Del balsamico italiano tradizionale Dop di Modena e Reggio Emilia o Igp - non hanno però la valenza nutrizionale-sanitaria e neanche lontanamente quella sensoriale degustativa. Il governo di Lubiana, non tenendo conto delle normative europee, ha stabilito che qualsiasi miscela di aceto di vino con mosto concentrato si potrà chiamare, e vendere, come aceto balsamico. Una concorrenza estremamente sleale per un settore che in Italia ha tradizioni millenarie tutelate da due marchi Dop e uno Igp e che vale non meno di 1,3 miliardi di euro l'anno. La filiera italiana coinvolge 265 trasformatori, 180 cantine e produttori di mosto e migliaia di viticoltori che coltivano le sette varietà di uve necessarie per produrre il balsamico. È al primo posto per percentuali di export (92% del totale prodotto, di cui il 50% in Europa) tra tutte le Dop e Igp e al quarto per valore economico (alle spalle di Grana Padano, Parmigiano Reggiano e Prosciutto di Parma).


LA NORMA
Finora non c'è stato modo di stoppare l'aggressività slovena, da quando nella primavera dello scorso anno Lubiana ha notificato alla Commissione europea una norma nazionale sugli aceti in contrasto con gli standard comunitari e con il principio di armonizzazione del diritto europeo. L'Italia ha mosso tutti i passi necessari, non ricevendo però alcuna risposta positiva da Bruxelles. Inutili anche le prese di posizione di tutti i partiti nessuno escluso e del ministro all'Agricoltura Stefano Patuanelli. A questo punto non resta che avviare formalmente la procedura di infrazione nei confronti della Slovenia a tutela degli interessi non della sola Italia ma della stessa Unione europea e delle norme che ne regolano il funzionamento.

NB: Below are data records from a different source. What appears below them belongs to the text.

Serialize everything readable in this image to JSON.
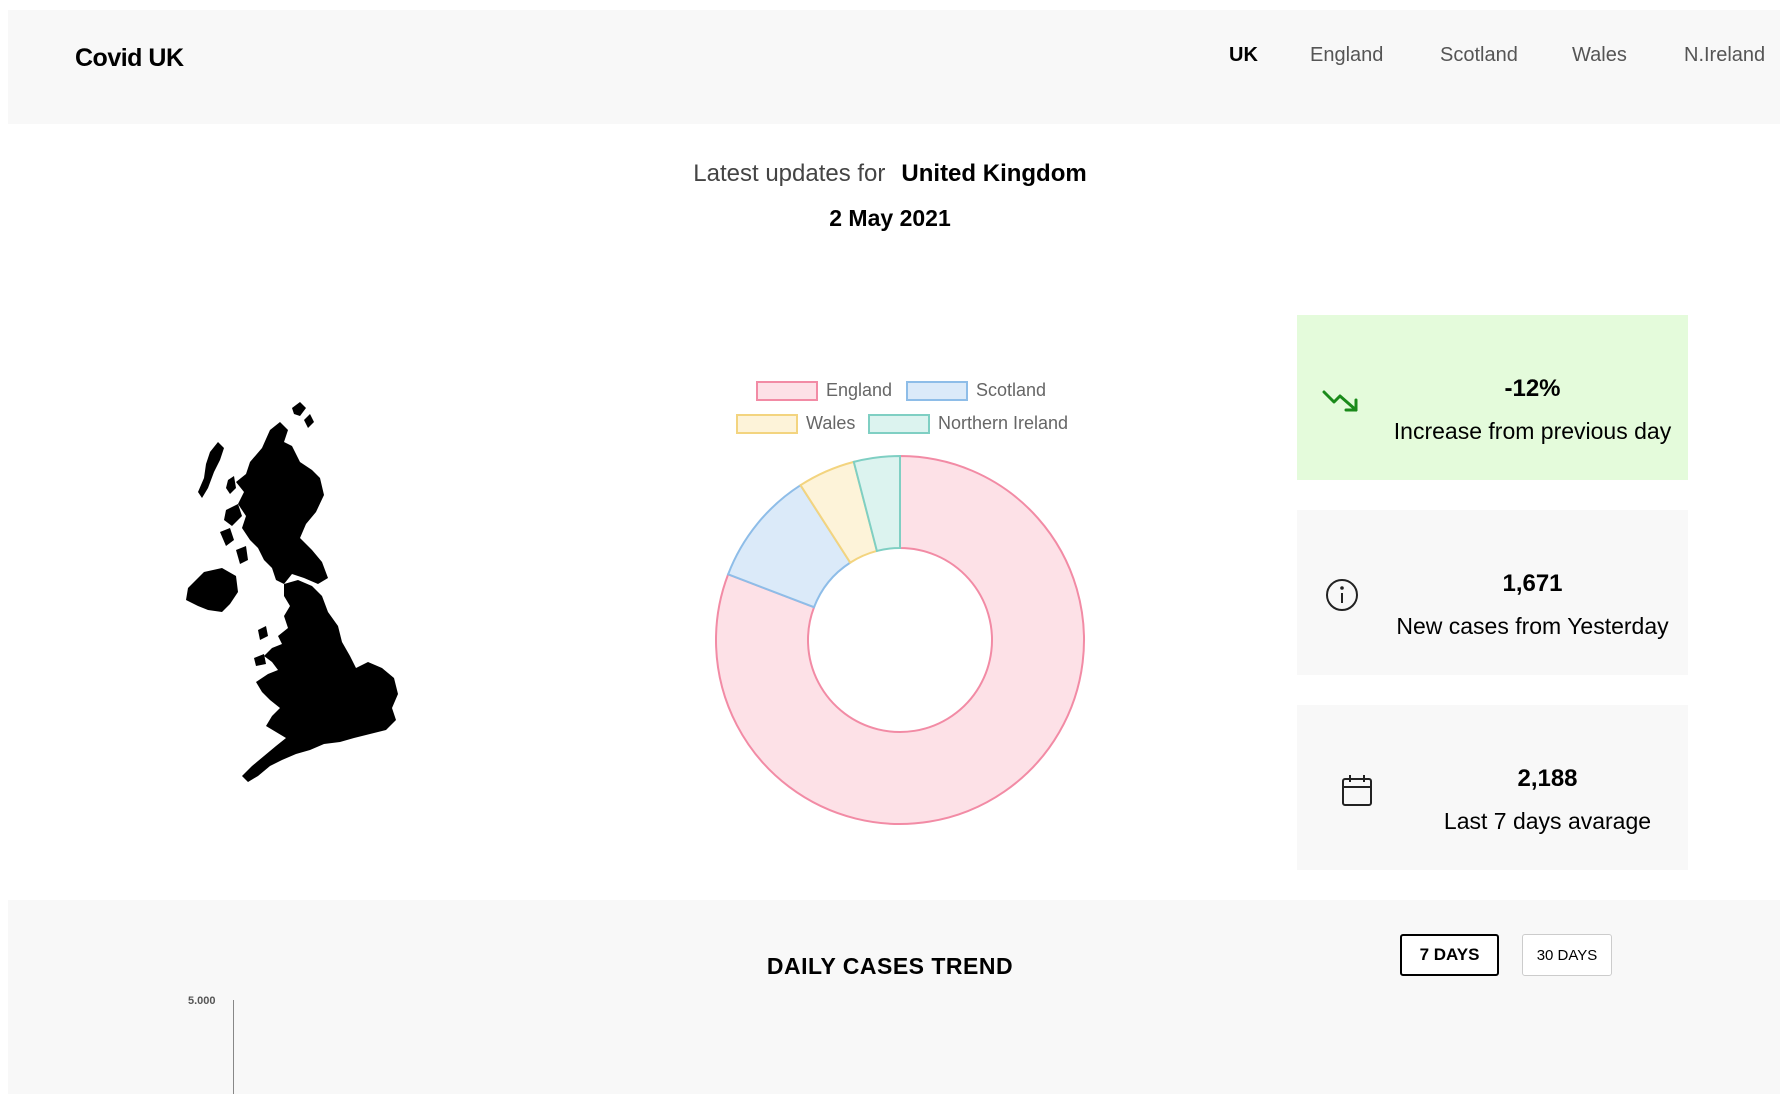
{
  "header": {
    "brand": "Covid UK",
    "nav": [
      {
        "label": "UK",
        "active": true
      },
      {
        "label": "England",
        "active": false
      },
      {
        "label": "Scotland",
        "active": false
      },
      {
        "label": "Wales",
        "active": false
      },
      {
        "label": "N.Ireland",
        "active": false
      }
    ]
  },
  "summary": {
    "prefix": "Latest updates for",
    "place": "United Kingdom",
    "date": "2 May 2021"
  },
  "map": {
    "icon": "uk-map-icon",
    "color": "#000000"
  },
  "chart_data": {
    "type": "pie",
    "variant": "doughnut",
    "categories": [
      "England",
      "Scotland",
      "Wales",
      "Northern Ireland"
    ],
    "values": [
      80,
      10,
      5,
      4
    ],
    "legend_position": "top",
    "colors": [
      {
        "fill": "#fde1e7",
        "stroke": "#f28ba5"
      },
      {
        "fill": "#dbeaf9",
        "stroke": "#8ebde8"
      },
      {
        "fill": "#fdf3d9",
        "stroke": "#f3d47f"
      },
      {
        "fill": "#dcf3ef",
        "stroke": "#7fcfc3"
      }
    ]
  },
  "stats": [
    {
      "value": "-12%",
      "label": "Increase from previous day",
      "icon": "trending-down-icon",
      "color": "#e4fbdb",
      "icon_color": "#1a8a1a"
    },
    {
      "value": "1,671",
      "label": "New cases from Yesterday",
      "icon": "info-icon",
      "color": "#f8f8f8"
    },
    {
      "value": "2,188",
      "label": "Last 7 days avarage",
      "icon": "calendar-icon",
      "color": "#f8f8f8"
    }
  ],
  "trend": {
    "title": "DAILY CASES TREND",
    "buttons": [
      "7 DAYS",
      "30 DAYS"
    ],
    "active_button": "7 DAYS",
    "y_tick": "5.000"
  }
}
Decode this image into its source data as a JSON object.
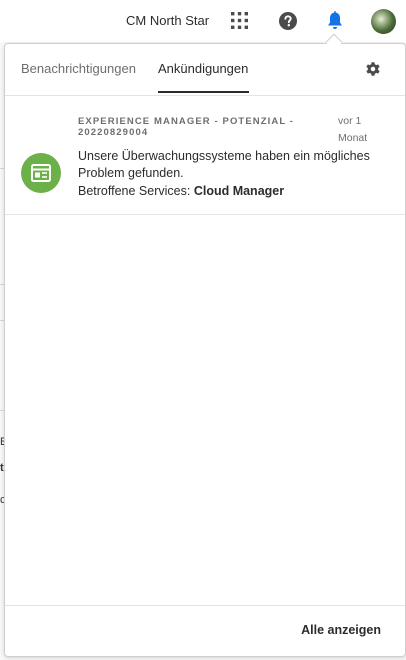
{
  "header": {
    "org_name": "CM North Star",
    "icons": [
      "apps-grid-icon",
      "help-icon",
      "bell-icon",
      "avatar"
    ],
    "accent_color": "#1473e6"
  },
  "background": {
    "fragments": [
      "E",
      "t",
      "c"
    ]
  },
  "panel": {
    "tabs": [
      {
        "label": "Benachrichtigungen",
        "active": false
      },
      {
        "label": "Ankündigungen",
        "active": true
      }
    ],
    "settings_icon": "gear-icon",
    "notification": {
      "icon": "web-page-icon",
      "icon_color": "#6cb04a",
      "title": "EXPERIENCE MANAGER - POTENZIAL - 20220829004",
      "time": "vor 1 Monat",
      "body": "Unsere Überwachungssysteme haben ein mögliches Problem gefunden.",
      "services_label": "Betroffene Services:",
      "services_value": "Cloud Manager"
    },
    "footer": {
      "view_all_label": "Alle anzeigen"
    }
  }
}
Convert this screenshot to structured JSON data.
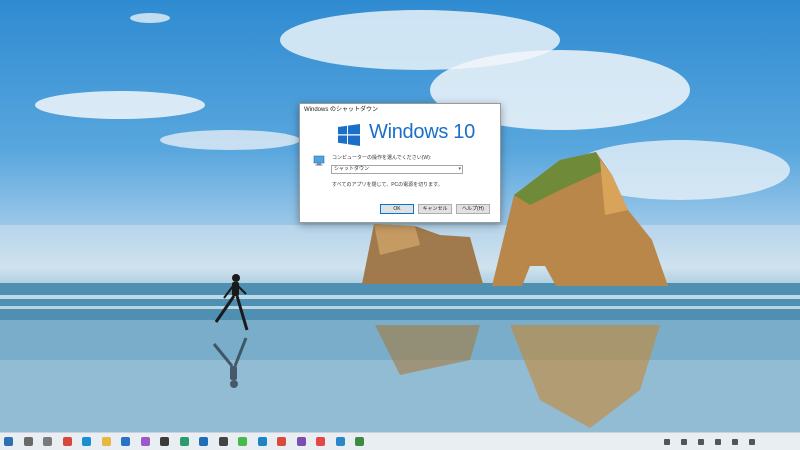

La pratica è già stata istruita e è ora alla firma di Mario Draghi.

I produttori lamentano qualche lentezza di troppo (non sarebbe stata rispettata la scadenza, seppure non vincolante, del 3 marzo). «Comprendiamo pienamente - hanno scritto al premier la presidente di Federvini Micaela Pallini e del Consorzio di Modena Mariangela Grosoli - come gli sforzi suoi e del Governo siano focalizzati sulla risoluzione delle emergenze e sull'attuazione del Pnrr; tuttavia, riteniamo che la presa in carico di questa questione sarebbe un segnale di grande attenzione a un comparto significativamente rappresentativo del made in Italy in un'ottica concreta di sistema-Paese».


Federvini e Consorzio temono che «eludendo il sistema comunitario di tutela dei prodotti Dop e Igp, le conseguenze con ingenti danni economici investirebbero tutti i prodotti a denominazione protetta». Chiunque sarebbe libero di definire con un aggettivo il proprio prodotto, prescindendo dalla storicità, dalla effettiva coerenza della parola con le specificità del cibo o della bevanda, dall'uso che altri con pieno diritto ne fanno da tempo. La minaccia del cavallo di Troia la vede anche Mauro Rosati, direttore della Fondazione Qualivita. «Ritengo necessario afferma - che qualsiasi escamotage nazionale che vada ad incidere sul diritto europeo delle Indicazioni Geografiche debba essere vietato dalla normativa. Se la Commissione europea continuerà a tenere un approccio incerto come quello sull'aceto balsamico sloveno, il sistema delle Dop e Igp rischierà di perdere valore e credibilità anche a livello internazionale. Il mio auspicio è quello di sanare queste ambiguità attraverso la nuova riforma con un articolato ben chiaro. Solo così i nostri consorzi di tutela e le imprese della filiera potranno avere una vera chance sul mercato».

Una lettura a maglie larghe dell'uso dei nomi e il mancato rispetto delle denominazioni esistenti, mette a rischio 17 miliardi di euro e 180 mila posti di lavoro in Italia dove i consorzi di tutela riconosciuti sono 285. A livello europeo il valore è di circa 74,7 miliardi di euro.